Fernando Mires. Blog POLIS
En
este artículo se presenta la siguiente tesis: Mientras en el Cercano Oriente
existe la tendencia a convertir a la religión en política, en el Lejano
Occidente (América Latina) subsiste la tendencia de convertir a la política en
religión
Oriente y Occidente son términos geográficos que
con el correr del tiempo adquirieron contornos culturales y políticos. E
independientemente a cualquier punto cardinal, Occidente pasó a definirse como
espacio en el cual priman formas democráticas de vida, elecciones libres y
secretas, separación irrestricta de poderes y la independencia del Estado con
respecto a la Iglesia. Esta última característica, la secularización, ha
llegado a ser signo distintivo de Occidente, razón por la cual los miembros de
la comunidad política occidental son señalados como “infieles” por algunos sectores del Islam. Infiel en ese
sentido no significa no tener creencias, sino reconocer un espacio de vida en
el cual no rige la ley de Dios. Para los fundamentalistas de todas las religiones,
una ofensa.
Desde la
perspectiva auto-centrista, el Oriente fue dividido desde y por Europa en dos,
uno geográficamente más cercano y otro más lejano. No obstante, la cercanía
geográfica no tardaría en reflejarse en cierta cercanía política.
Las corrientes
políticas nacidas en Europa, desde el jacobinismo, pasando por el socialismo,
hasta llegar al liberalismo, han penetrado con fuerza en el Oriente más
cercano, comportando la amenaza de la “desacralización del mundo” (Max Weber)
la que es percibida por ciertos sectores religiosos como una afrenta a su
identidad.

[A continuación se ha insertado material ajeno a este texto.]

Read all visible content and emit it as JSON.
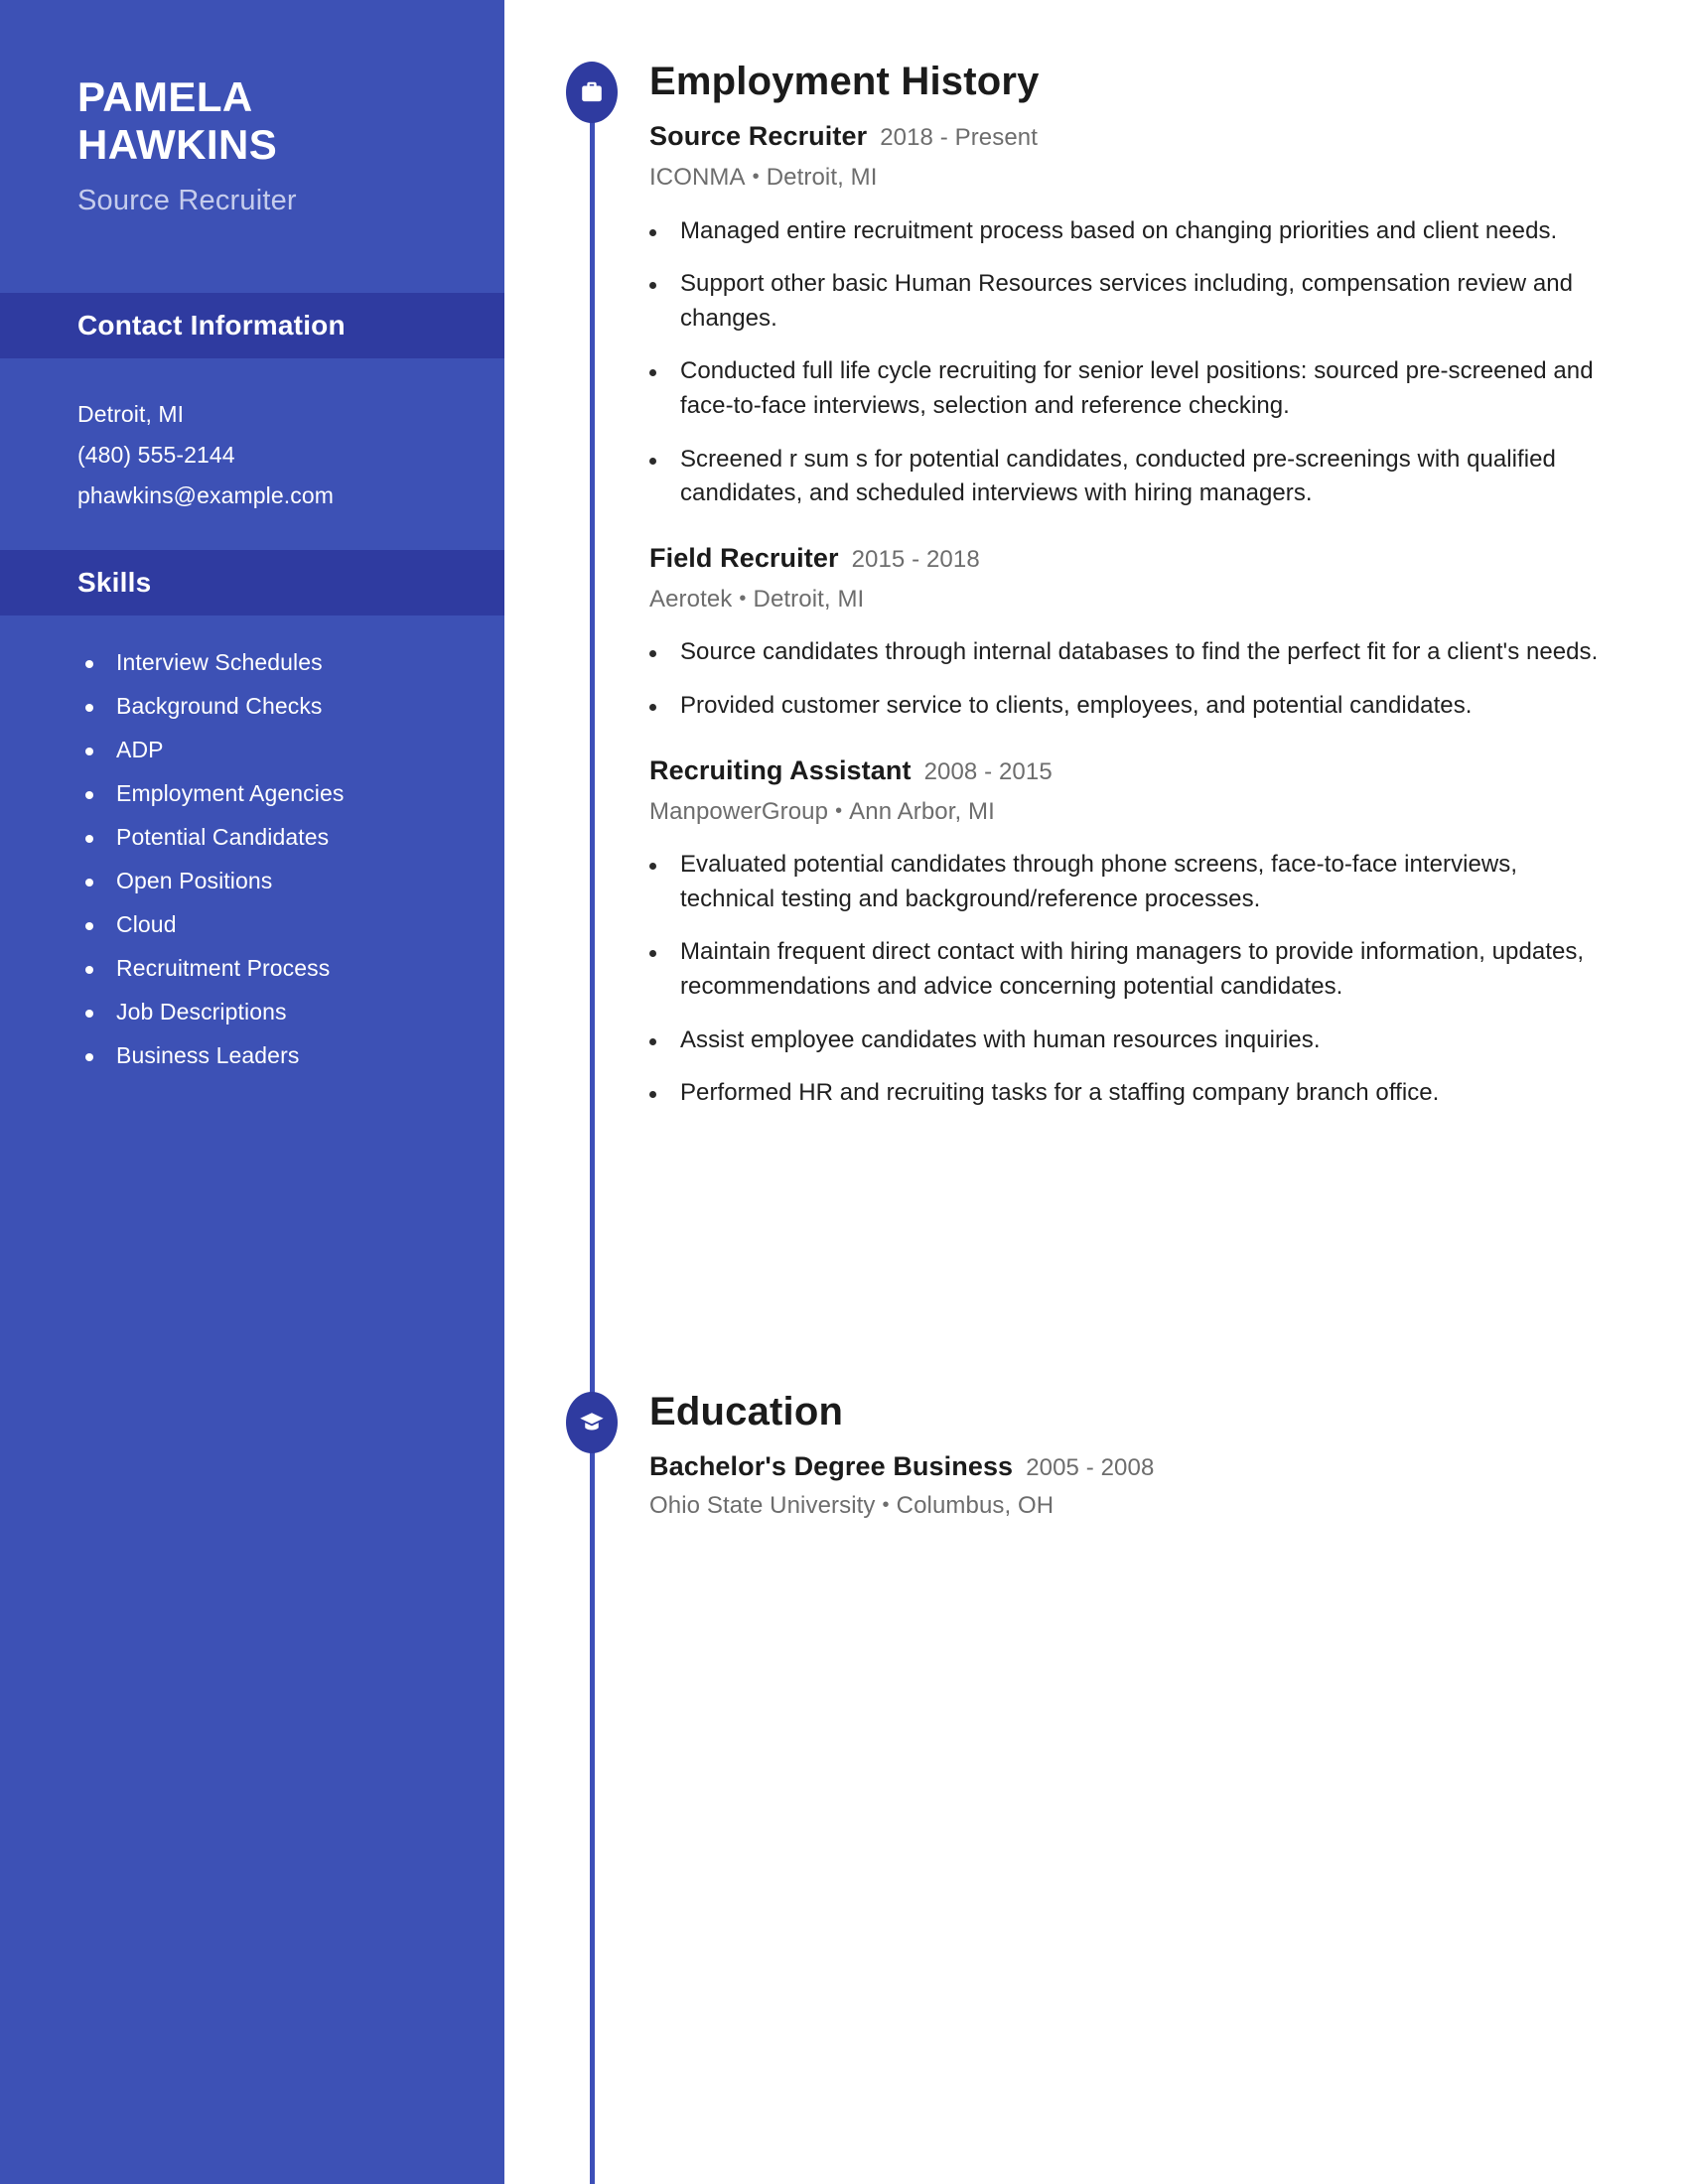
{
  "theme": {
    "sidebar_bg": "#3D51B5",
    "sidebar_header_bg": "#2F3BA0",
    "accent": "#2F3BA0",
    "rail_color": "#3D4FB8",
    "text_dark": "#1B1B1B",
    "text_muted": "#6D6D6D",
    "subtitle_color": "#C5CCEC"
  },
  "sidebar": {
    "name_line1": "PAMELA",
    "name_line2": "HAWKINS",
    "job_title": "Source Recruiter",
    "contact_heading": "Contact Information",
    "contact": [
      "Detroit, MI",
      "(480) 555-2144",
      "phawkins@example.com"
    ],
    "skills_heading": "Skills",
    "skills": [
      "Interview Schedules",
      "Background Checks",
      "ADP",
      "Employment Agencies",
      "Potential Candidates",
      "Open Positions",
      "Cloud",
      "Recruitment Process",
      "Job Descriptions",
      "Business Leaders"
    ]
  },
  "sections": [
    {
      "id": "employment",
      "title": "Employment History",
      "icon": "briefcase-icon",
      "entries": [
        {
          "role": "Source Recruiter",
          "dates": "2018 - Present",
          "company": "ICONMA",
          "location": "Detroit, MI",
          "bullets": [
            "Managed entire recruitment process based on changing priorities and client needs.",
            "Support other basic Human Resources services including, compensation review and changes.",
            "Conducted full life cycle recruiting for senior level positions: sourced pre-screened and face-to-face interviews, selection and reference checking.",
            "Screened r sum s for potential candidates, conducted pre-screenings with qualified candidates, and scheduled interviews with hiring managers."
          ]
        },
        {
          "role": "Field Recruiter",
          "dates": "2015 - 2018",
          "company": "Aerotek",
          "location": "Detroit, MI",
          "bullets": [
            "Source candidates through internal databases to find the perfect fit for a client's needs.",
            "Provided customer service to clients, employees, and potential candidates."
          ]
        },
        {
          "role": "Recruiting Assistant",
          "dates": "2008 - 2015",
          "company": "ManpowerGroup",
          "location": "Ann Arbor, MI",
          "bullets": [
            "Evaluated potential candidates through phone screens, face-to-face interviews, technical testing and background/reference processes.",
            "Maintain frequent direct contact with hiring managers to provide information, updates, recommendations and advice concerning potential candidates.",
            "Assist employee candidates with human resources inquiries.",
            "Performed HR and recruiting tasks for a staffing company branch office."
          ]
        }
      ]
    },
    {
      "id": "education",
      "title": "Education",
      "icon": "graduation-cap-icon",
      "entries": [
        {
          "role": "Bachelor's Degree Business",
          "dates": "2005 - 2008",
          "company": "Ohio State University",
          "location": "Columbus, OH",
          "bullets": []
        }
      ]
    }
  ],
  "separator": "•"
}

De ahí que los grupos más conservadores del Cercano Oriente al negar
al “Occidente externo” niegan sobre todo al “interno”, a ese que anida en sus
naciones e, incluso, al que desean en el fondo de sus propias almas.
Por cierto, la
influencia política de Occidente en el Cercano Oriente no ha sido siempre
democrática, como hoy lo es. Todo lo contrario. Además de la colonial, la forma
más agresiva de dominación política occidental conocida en el mundo islámico fue
el socialismo representado por la URSS, potencia mundial que apoyaba a
militares como Nasser en Egipto, Ataturk en Turquía, Gadafi en Libia, Hussein
en Irak, y otros dictadores “socialistas” de la región. Así se explica por qué
en las rebeliones del 2011 confluyeron dos fuerzas políticas, las que siendo
antagónicas tenían como enemigo común a las dictaduras militares. Por una parte
sectores laicos pro-occidentales, partidarios de la secularización. Por otra,
organizaciones religiosas, partidarias de la re-sacralización del poder.
Dicha alianza
no podía ser de larga duración. De ahí que gobiernos resultantes de elecciones
democráticas ─ es el caso de Morsi en Egipto y de Marzouki en Túnez ─ están
condenados a navegar entre dos aguas. Deben, en efecto, enfrentar dos
oposiciones. A un lado la laica, organizada en un bloque en el que tienen
cabida ex partidarios de las antiguas dictaduras a los que se suman sectores
pro-occidentales que de modo paradojal lucharon en contra de esas mismas
dictaduras. Al otro, una poderosa fracción religiosa fundamentalista partidaria
de la re-sacralización del poder. Y bien, de la capacidad de los nuevos
gobiernos para navegar entre esas dos tormentosas aguas dependerá el futuro
político de la región.
En Turquía un
gobierno confesional ha logrado introducir reformas políticas de orientación
liberal, alcanzando una meta que parecía ser imposible: una república islámica
abierta al mundo, una que concita no sólo el apoyo de sectores religiosos, sino
también de grupos de orientación laica. Si en Turquía eso fue posible, puede
también serlo en Egipto e incluso en la Siria post-Assad. Esa es la esperanza.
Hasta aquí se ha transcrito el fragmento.